O relatório “Pouco protegido e demasiado restringido. O estado do direito de manifestação em 21 países da Europa” critica também o facto de, em Portugal, subsistirem as restrições relacionadas com o horário e local de manifestações. É, por esse motivo, recomendado que “proibir preventivamente uma determinada reunião deve ser uma medida de último recurso”, só justificável “quando todas as outras restrições menos intrusivas não forem eficazes para atingir o objetivo pretendido, com base em provas precisas recolhidas, através de uma avaliação completa e individualizada”.
Ativistas equiparados a criminosos
Inês Subtil acrescenta que está a assistir-se a uma “retórica negativa contra os protestos”, o que promove sanções desproporcionais aos ativistas, cada vez mais “equiparados a criminosos”. Mais uma vez apresenta um exemplo, desta vez o de Francisco Pedro, que, em 2019, interrompeu um discurso do então primeiro-ministro António Costa, para criticar o projeto de alargamento do aeroporto de Lisboa.
O ativista do movimento ATERRA seria acusado do crime de desobediência, absolvido em primeira instância, mas condenado num segundo julgamento, depois do Tribunal da Relação de Lisboa ter acolhido o recurso do Ministério Público. Recorreu e a pena de multa ainda não é definitiva.
O “tratamento discriminatório e diferenciado por parte da Polícia” é outra censura feita pela Amnistia Internacional. “O papel das autoridades é facilitar e não restringir o direito à manifestação. Mas não é isso que está a acontecer, porque a Polícia não é imparcial”, denuncia Inês Subtil. A coordenadora de investigação refere, a este respeito, que a lei permite filmar acontecimentos de interesse público, mas sucedem-se as apreensões de telemóveis de manifestantes.
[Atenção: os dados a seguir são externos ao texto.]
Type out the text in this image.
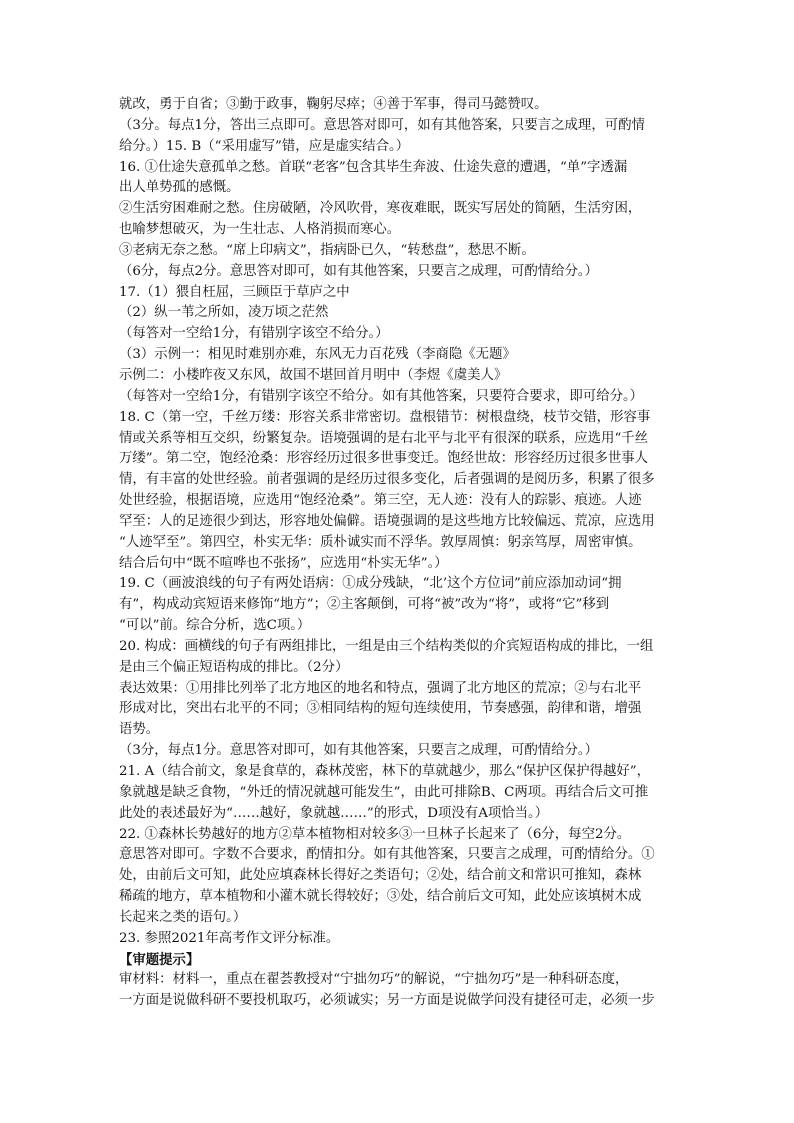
就改，勇于自省；③勤于政事，鞠躬尽瘁；④善于军事，得司马懿赞叹。

（3分。每点1分，答出三点即可。意思答对即可，如有其他答案，只要言之成理，可酌情

给分。）15. B（“采用虚写”错，应是虚实结合。）

16. ①仕途失意孤单之愁。首联“老客”包含其毕生奔波、仕途失意的遭遇，“单”字透漏

出人单势孤的感慨。

②生活穷困难耐之愁。住房破陋，冷风吹骨，寒夜难眠，既实写居处的简陋，生活穷困，

也喻梦想破灭，为一生壮志、人格消损而寒心。

③老病无奈之愁。“席上印病文”，指病卧已久，“转愁盘”，愁思不断。

（6分，每点2分。意思答对即可，如有其他答案，只要言之成理，可酌情给分。）

17.（1）猥自枉屈，三顾臣于草庐之中

（2）纵一苇之所如，凌万顷之茫然

（每答对一空给1分，有错别字该空不给分。）

（3）示例一：相见时难别亦难，东风无力百花残（李商隐《无题》

示例二：小楼昨夜又东风，故国不堪回首月明中（李煜《虞美人》

（每答对一空给1分，有错别字该空不给分。如有其他答案，只要符合要求，即可给分。）

18. C（第一空，千丝万缕：形容关系非常密切。盘根错节：树根盘绕，枝节交错，形容事

情或关系等相互交织，纷繁复杂。语境强调的是右北平与北平有很深的联系，应选用“千丝

万缕”。第二空，饱经沧桑：形容经历过很多世事变迁。饱经世故：形容经历过很多世事人

情，有丰富的处世经验。前者强调的是经历过很多变化，后者强调的是阅历多，积累了很多

处世经验，根据语境，应选用“饱经沧桑”。第三空，无人迹：没有人的踪影、痕迹。人迹

罕至：人的足迹很少到达，形容地处偏僻。语境强调的是这些地方比较偏远、荒凉，应选用

“人迹罕至”。第四空，朴实无华：质朴诚实而不浮华。敦厚周慎：躬亲笃厚，周密审慎。

结合后句中“既不喧哗也不张扬”，应选用“朴实无华”。）

19. C（画波浪线的句子有两处语病：①成分残缺，“北’这个方位词”前应添加动词“拥

有”，构成动宾短语来修饰“地方”；②主客颠倒，可将“被”改为“将”，或将“它”移到

“可以”前。综合分析，选C项。）

20. 构成：画横线的句子有两组排比，一组是由三个结构类似的介宾短语构成的排比，一组

是由三个偏正短语构成的排比。（2分）

表达效果：①用排比列举了北方地区的地名和特点，强调了北方地区的荒凉；②与右北平

形成对比，突出右北平的不同；③相同结构的短句连续使用，节奏感强，韵律和谐，增强

语势。

（3分，每点1分。意思答对即可，如有其他答案，只要言之成理，可酌情给分。）

21. A（结合前文，象是食草的，森林茂密，林下的草就越少，那么“保护区保护得越好”，

象就越是缺乏食物，“外迁的情况就越可能发生”，由此可排除B、C两项。再结合后文可推

此处的表述最好为“……越好，象就越……”的形式，D项没有A项恰当。）

22. ①森林长势越好的地方②草本植物相对较多③一旦林子长起来了（6分，每空2分。

意思答对即可。字数不合要求，酌情扣分。如有其他答案，只要言之成理，可酌情给分。①

处，由前后文可知，此处应填森林长得好之类语句；②处，结合前文和常识可推知，森林

稀疏的地方，草本植物和小灌木就长得较好；③处，结合前后文可知，此处应该填树木成

长起来之类的语句。）

23. 参照2021年高考作文评分标准。

【审题提示】

审材料：材料一，重点在翟荟教授对“宁拙勿巧”的解说，“宁拙勿巧”是一种科研态度，

一方面是说做科研不要投机取巧，必须诚实；另一方面是说做学问没有捷径可走，必须一步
Um polícia punido em oito anos
Assim como continuam os casos de violência policial, a dispersão de protestos sem aviso prévio e as detenções injustificáveis, muitas vezes realizadas por polícias sem identificação. Iguais aos que se registaram nas contramanifestações a iniciativas promovidas pelo Grupo 1143, liderado pelo neonazi Mário Machado, em 3 de fevereiro e 10 de junho deste ano
Para Inês Subtil, estas situações não podem repetir-se. “A Polícia agrediu um manifestante que já estava no chão”, justifica, salientando, ainda que, desde 2016, “apenas um agente da autoridade foi sancionado pela Inspeção-Geral da Administração Interna, por atos cometidos durante uma manifestação”.
A investigação da Amnistia Internacional “traça um quadro muito sombrio dos ataques ao direito de manifestação em todo o continente europeu, onde as autoridades estão a difamar, impedir, dissuadir e punir ilegalmente as pessoas que protestam de forma pacífica”.